Berkeley universities

Cheap material could effectively capture carbon from exhaust gas

Using an inexpensive polymer called melamine – the main component of Formica – chemists have created a cheap, easy and energy-efficient way to capture carbon dioxide from fireplaces, a key goal for the United States and others countries as they seek to reduce greenhouse gas emissions. .

The process for synthesizing the material melamine, published this week in the journal Science Advances, could potentially be scaled down to capture emissions from vehicle exhaust or other mobile sources of carbon dioxide. Carbon dioxide from burning fossil fuels accounts for about 75% of all greenhouse gases produced in the United States.

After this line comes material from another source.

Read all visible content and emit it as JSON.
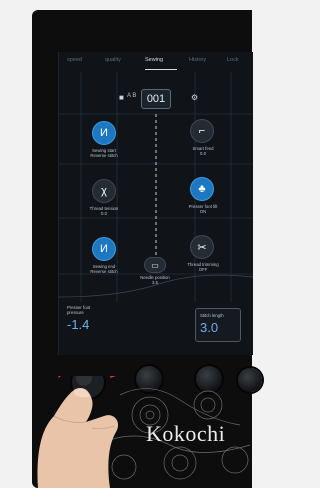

The new material is simple to manufacture, requiring mostly standard melamine powder – which today costs around $40 a ton – as well as formaldehyde and cyanuric acid, a chemical which, among other uses, is added chlorine in swimming pools.

“We wanted to think about a carbon capture material derived from really cheap and easy to get sources. And so, we decided to start with melamine,” said Jeffrey Reimer, a professor in the Graduate School of the Department of Chemical and Biomolecular Engineering at the University of California, Berkeley and one of the paper’s corresponding authors.

The so-called melamine porous network captures carbon dioxide with an efficiency comparable to the first results of another relatively new material for carbon capture, organometallic frames or MOFs. UC Berkeley chemists created the first-of-its-kind carbon capture MOF in 2015, and later versions have proven even more effective at removing carbon dioxide from flue gases, such as those from a power plant. coal-fired electric.

But Haiyan Mao, a UC Berkeley postdoctoral fellow who is the paper’s first author, said melamine materials use much cheaper ingredients, are easier to manufacture, and are more energy efficient than most MOFs. The low cost of porous melamine means the material could be widely deployed.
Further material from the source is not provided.